Walpole, Horatio, first Baron Walpole of Wolterton
"Original Letter from Horace Walpole, Esq. Brother of Sir Robert
Walpole, and Afterwards Lord Walpole of Wolterton, To Mr. Dodington,
Afterwards Lord Melcombe." (32.368) Dated from "Paris,
May 19, 1726." The letter is D295 in The Complete
Works of Voltaire, the Correspondence and Related Documents, ed.

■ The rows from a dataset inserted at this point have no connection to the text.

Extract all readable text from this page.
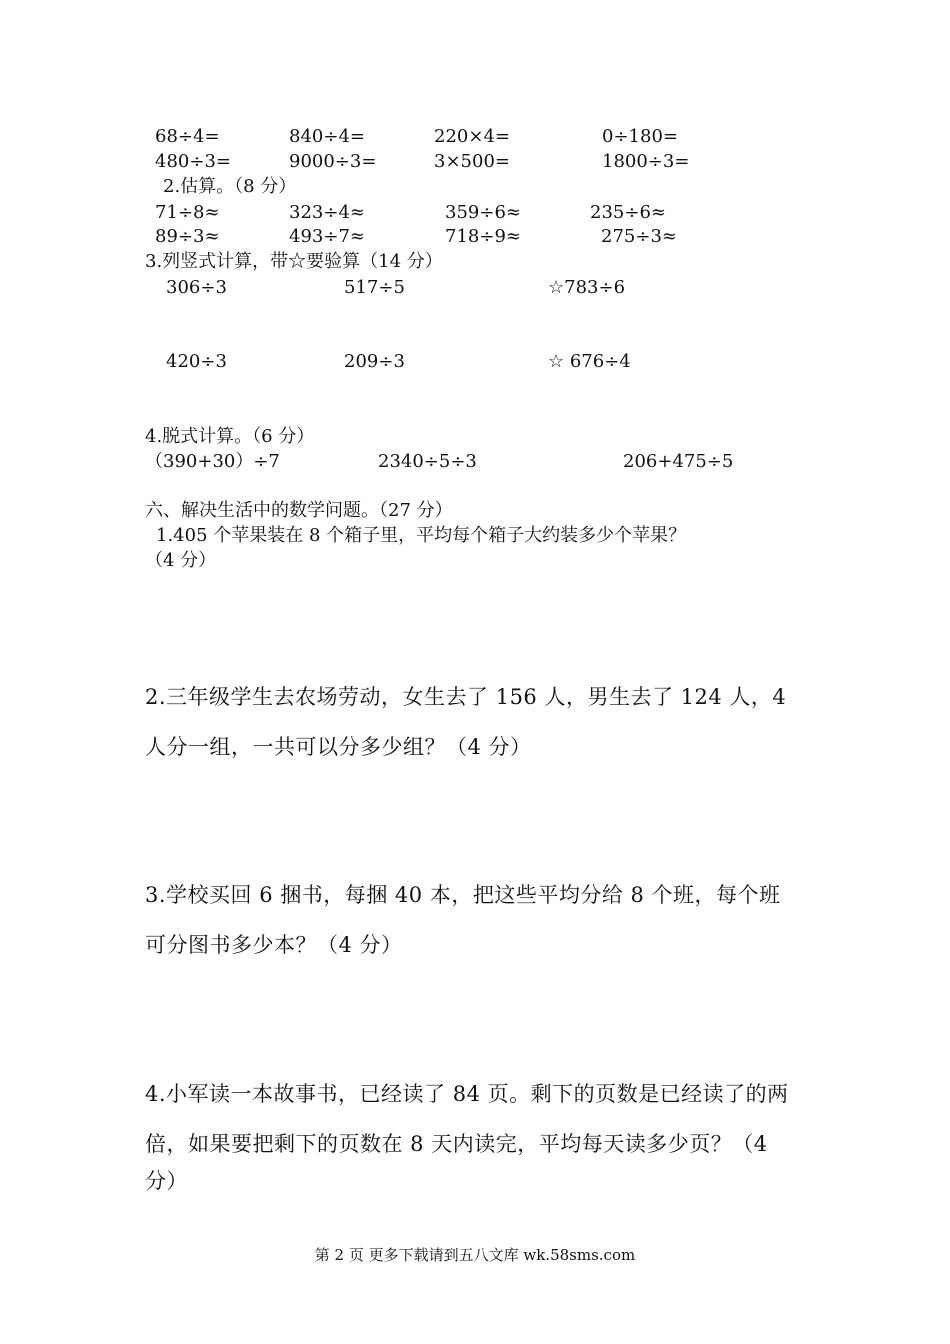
68÷4=	840÷4=	220×4=	0÷180=
480÷3=	9000÷3=	3×500=	1800÷3=
2.估算。（8 分）
71÷8≈	323÷4≈	359÷6≈	235÷6≈
89÷3≈	493÷7≈	718÷9≈	275÷3≈
3.列竖式计算，带☆要验算（14 分）
306÷3	517÷5	☆783÷6
420÷3	209÷3	☆ 676÷4
4.脱式计算。（6 分）
（390+30）÷7	2340÷5÷3	206+475÷5
六、解决生活中的数学问题。（27 分）
1.405 个苹果装在 8 个箱子里，平均每个箱子大约装多少个苹果？
（4 分）
2.三年级学生去农场劳动，女生去了 156 人，男生去了 124 人，4
人分一组，一共可以分多少组？（4 分）
3.学校买回 6 捆书，每捆 40 本，把这些平均分给 8 个班，每个班
可分图书多少本？（4 分）
4.小军读一本故事书，已经读了 84 页。剩下的页数是已经读了的两
倍，如果要把剩下的页数在 8 天内读完，平均每天读多少页？（4
分）
第 2 页 更多下载请到五八文库 wk.58sms.com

Theodore Besterman (Geneva, 1968), I. 301n., where the only text listed
is in vol. X of the 1824 Works of Alexander Pope, ed.
William
Roscoe. Now William Lisle Bowles wrote the note in which the letter is
quoted in his edition of The Works of Alexander Pope in Verse and
Prose, 10 vols., 1806, IX. 152n., but he gives no source. His text,
followed by Besterman, differs somewhat from that in the
EM.
I give line references to Besterman's text and his reading first: l. 1, pieces
/ verses; ll. 1-2, success here / success; l. 3, Henry IV /
Henry
the Fourth; l. 4, persecution / fanaticks; ll. 8-9, where more properly /
better; l. 9, view
and / view of; l. 10, 50 / om.; l. 11, truth and affection;
[blank] and esteem; l. 12, obedient and most humble servant / obedt.
&
hble Servt. Horace Walpole's letter to the first Duke of Newcastle follows
the letter to Dodington in Besterman; he signs himself "yr
Grace's most
faithful & most Obedt humble servant," hardly
throwing much light
on which of the two texts of the letter to Dodington is to be prefered, at
least as far as the signature is concerned.